HALIFAX -- A Nova Scotia man found not criminally responsible for killing his wife will receive 100 per cent of her life insurance policy.

Richard Maidment -- also known as Richard MacNeil -- killed Sarabeth Forbes in their home in Gardiner Mines, N.S. on April 18, 2017.

The couple had been in a common-law relationship for 10 years and had a son together. Maidment was diagnosed with schizophrenia in 2012, which made him unable to continue to work for Nova Scotia Power as a welder, and he began collecting long-term disability benefits.

In December 2017, a judge found him not criminally responsible in the killing "on account of mental disorder."

According to a Supreme Court of Nova Scotia ruling released Thursday, Forbes' mother was caring for the couple's young son, and had applied for the life insurance on the boy's behalf.

However, Maidment was listed as the policy beneficiary and their son was listed as the contingent beneficiary – something that only applies if "all beneficiaries predecease the Life Insured or are otherwise disqualified from receiving the death benefit."

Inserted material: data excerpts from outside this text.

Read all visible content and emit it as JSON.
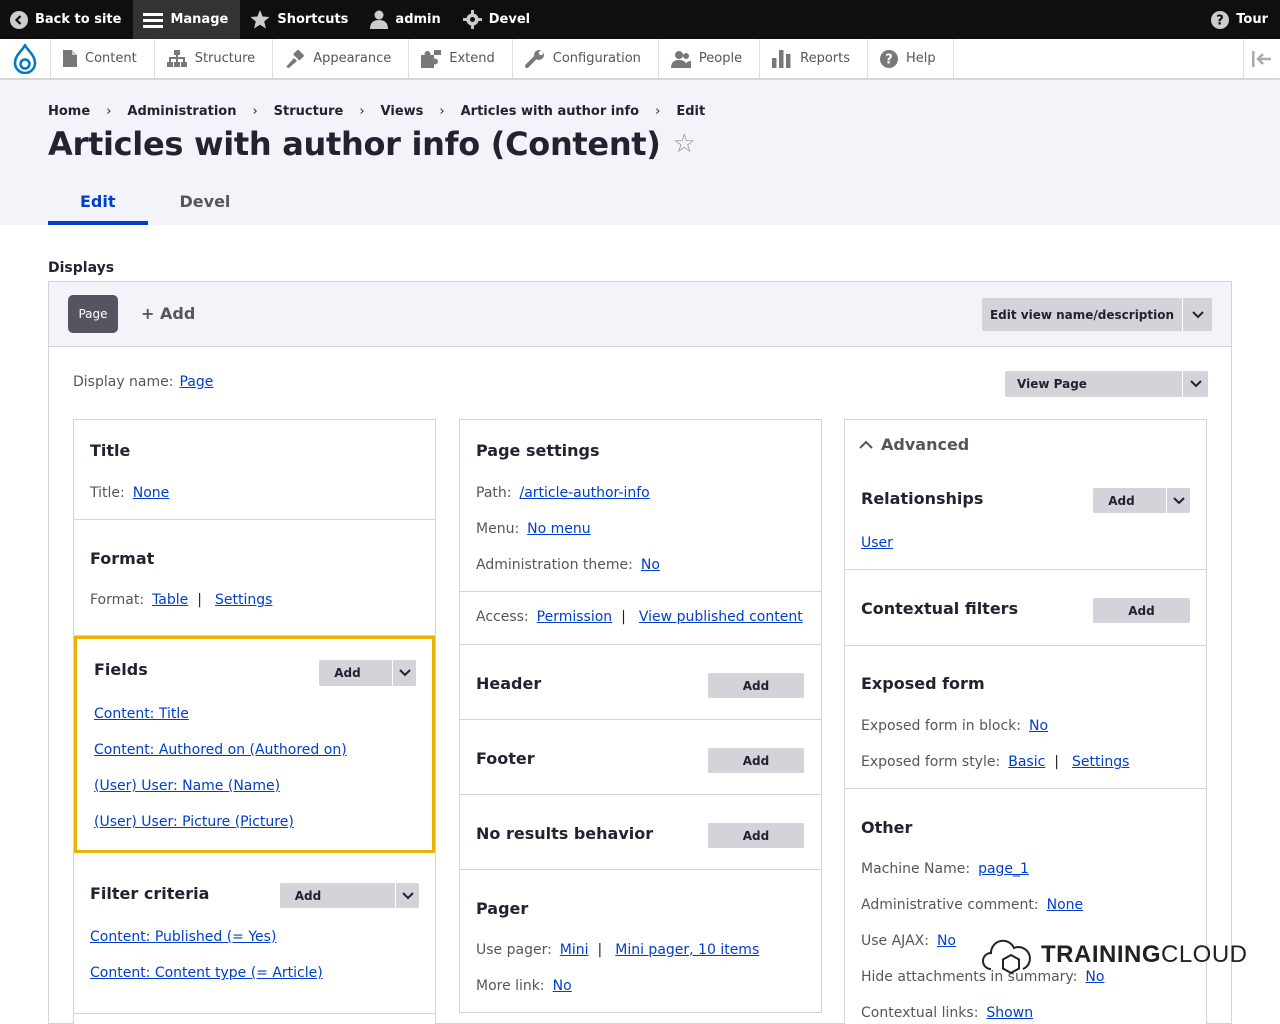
{
  "toolbar": {
    "back_to_site": "Back to site",
    "manage": "Manage",
    "shortcuts": "Shortcuts",
    "user": "admin",
    "devel": "Devel",
    "tour": "Tour"
  },
  "tray": {
    "items": [
      "Content",
      "Structure",
      "Appearance",
      "Extend",
      "Configuration",
      "People",
      "Reports",
      "Help"
    ]
  },
  "breadcrumb": [
    "Home",
    "Administration",
    "Structure",
    "Views",
    "Articles with author info",
    "Edit"
  ],
  "page": {
    "title": "Articles with author info (Content)",
    "star": "☆",
    "tabs": [
      "Edit",
      "Devel"
    ]
  },
  "displays": {
    "label": "Displays",
    "page_pill": "Page",
    "add": "+ Add",
    "edit_view_name": "Edit view name/description",
    "display_name_label": "Display name:",
    "display_name_value": "Page",
    "view_page": "View Page"
  },
  "col1": {
    "title_heading": "Title",
    "title_label": "Title:",
    "title_value": "None",
    "format_heading": "Format",
    "format_label": "Format:",
    "format_value": "Table",
    "format_settings": "Settings",
    "fields_heading": "Fields",
    "fields_add": "Add",
    "fields": [
      "Content: Title",
      "Content: Authored on (Authored on)",
      "(User) User: Name (Name)",
      "(User) User: Picture (Picture)"
    ],
    "filter_heading": "Filter criteria",
    "filter_add": "Add",
    "filters": [
      "Content: Published (= Yes)",
      "Content: Content type (= Article)"
    ]
  },
  "col2": {
    "page_settings_heading": "Page settings",
    "path_label": "Path:",
    "path_value": "/article-author-info",
    "menu_label": "Menu:",
    "menu_value": "No menu",
    "admin_theme_label": "Administration theme:",
    "admin_theme_value": "No",
    "access_label": "Access:",
    "access_value": "Permission",
    "access_value2": "View published content",
    "header_heading": "Header",
    "header_add": "Add",
    "footer_heading": "Footer",
    "footer_add": "Add",
    "noresults_heading": "No results behavior",
    "noresults_add": "Add",
    "pager_heading": "Pager",
    "use_pager_label": "Use pager:",
    "use_pager_value": "Mini",
    "use_pager_value2": "Mini pager, 10 items",
    "more_link_label": "More link:",
    "more_link_value": "No"
  },
  "col3": {
    "advanced_heading": "Advanced",
    "relationships_heading": "Relationships",
    "relationships_add": "Add",
    "relationship_user": "User",
    "contextual_heading": "Contextual filters",
    "contextual_add": "Add",
    "exposed_heading": "Exposed form",
    "exposed_block_label": "Exposed form in block:",
    "exposed_block_value": "No",
    "exposed_style_label": "Exposed form style:",
    "exposed_style_value": "Basic",
    "exposed_style_settings": "Settings",
    "other_heading": "Other",
    "machine_label": "Machine Name:",
    "machine_value": "page_1",
    "admin_comment_label": "Administrative comment:",
    "admin_comment_value": "None",
    "ajax_label": "Use AJAX:",
    "ajax_value": "No",
    "hide_attach_label": "Hide attachments in summary:",
    "hide_attach_value": "No",
    "contextual_links_label": "Contextual links:",
    "contextual_links_value": "Shown"
  },
  "watermark": {
    "bold": "TRAINING",
    "light": "CLOUD"
  }
}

Thursday's ruling states that, while there is public policy preventing criminals from benefiting from their crimes, it also says that, since Maidment was found not criminally responsible, he can collect the life insurance.

"That public policy rule has no application to this case. Richard has been found to be not criminally responsible," Justice Frank Edwards wrote in his decision. "He is not a criminal."

Justice Edwards also pointed out that the life insurance policy that Forbes purchased designated Maidment as the beneficiary of 100 per cent of the policy.

"Sarabeth did not revoke or change her beneficiary of one hundred per cent of Sarabeth's life insurance policy," Edwards wrote. "There is no lawful reason to disqualify Richard from benefitting under Sarabeth's life insurance policy."